Perhaps James Cameron shouldn’t be so quick to disown Piranha Part Two: The Spawning, his directorial debut, because with the exception of all things technical, it’s better than Avatar. Oh, it’s super-cheesy, all right, but so was Avatar with its blue cat-people and their sex tails and Leona Lewis ballads.
Related only in name to the Roger Corman-produced, Joe Dante-directed Piranha of three years prior, this Italian-financed, Jamaican-shot sequel takes place at the Caribbean island resort Club Elysium. Former marine biologist Anne Kimbrough (Tricia O’Neil, The Gumball Rally) lives and works there as a diving instructor, taking hotel guests down into the deep blue sea. Making her job difficult, if not endangered, is the sudden appearance of the title’s school of killer fish.

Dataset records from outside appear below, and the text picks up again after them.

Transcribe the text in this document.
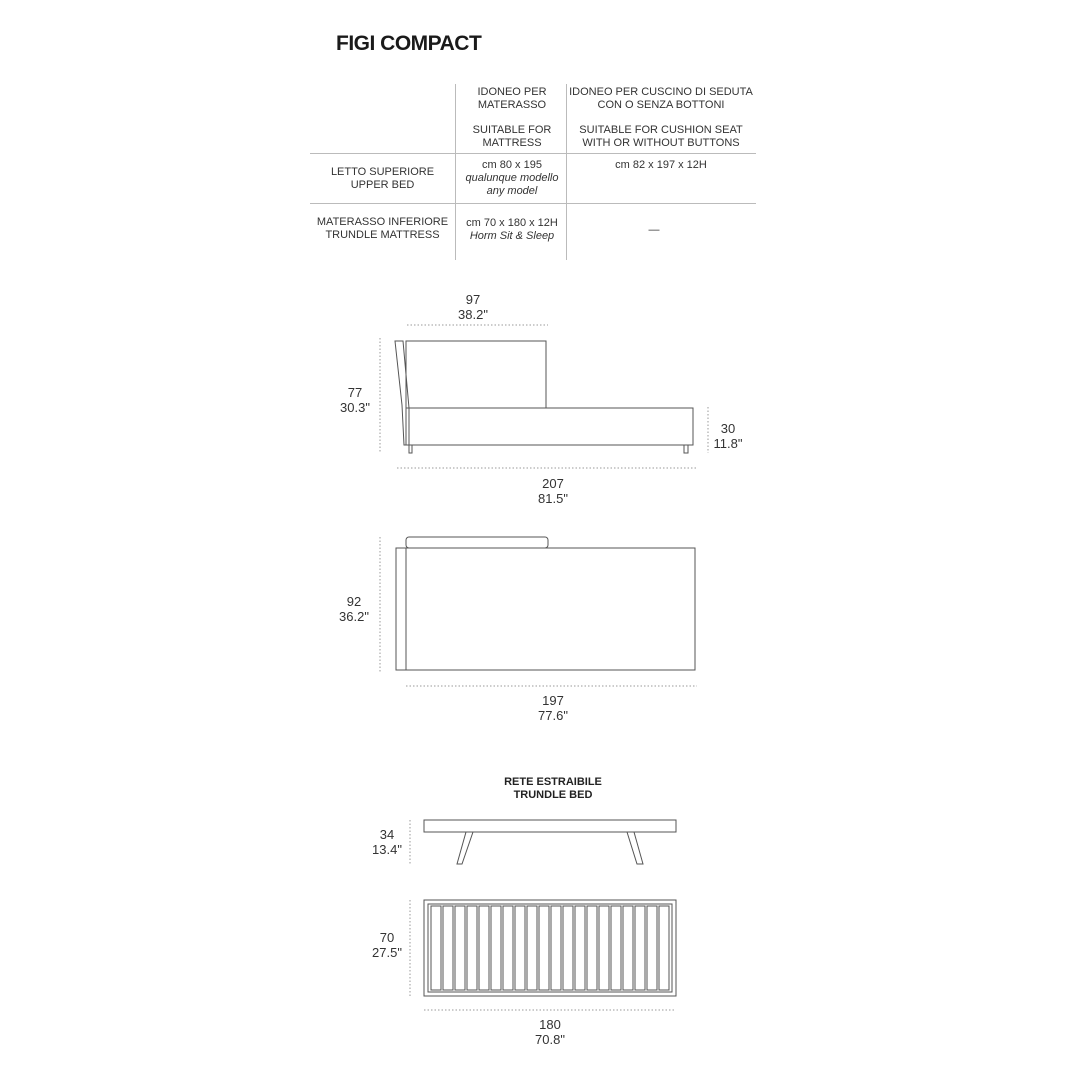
FIGI COMPACT
IDONEO PER
MATERASSO
SUITABLE FOR
MATTRESS
IDONEO PER CUSCINO DI SEDUTA
CON O SENZA BOTTONI
SUITABLE FOR CUSHION SEAT
WITH OR WITHOUT BUTTONS
LETTO SUPERIORE
UPPER BED
cm 80 x 195
qualunque modello
any model
cm 82 x 197 x 12H
MATERASSO INFERIORE
TRUNDLE MATTRESS
cm 70 x 180 x 12H
Horm Sit & Sleep	—
97
38.2"
77
30.3"
30
11.8"
207
81.5"
92
36.2"
197
77.6"
RETE ESTRAIBILE
TRUNDLE BED
34
13.4"
70
27.5"
180
70.8"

Its mistakes number into the double digits, but where Piranha Part Two errs primarily is in failing to include what made the original flick work: self-parody, not to mention humor in general. As if to compensate, Cameron’s sequel takes a page from innovations in feminine hygiene products and fits his fish with wings. This mutant breed of piranha flies. While in flight, they tweet like canaries. This makes the attack scenes sillier than usual, whether the toothy swimmers are making lunch meat out of a morgue nurse, two sailing Penthouse Pets or any of the guests engaged in some stupid beach ritual that requires them to carry torches as they walk toward the shoreline and chant, “We want fish! We want fish! We want fish!”
They get fish. In the face.
Practically matching the kills scene for scene are instances of T&A, beginning with the scuba-sex prologue. Nudity is fairly rare in Cameron’s world, and never this gratuitous, but even if Lance Henriksen weren’t onboard playing a boat-driving police chief, you can draw a direct line from several Piranha Part Two shots to Cameron’s The Abyss, Titanic and Aliens. —Rod Lott
Um… Lance Henriksen doesn’t do a nude scene, does he? I’m, uh, asking for a friend.
I’m a genuine fan of this movie. It definitely has a lot of the same elements that make Cameron’s best work stand out. Also, Carole Davis.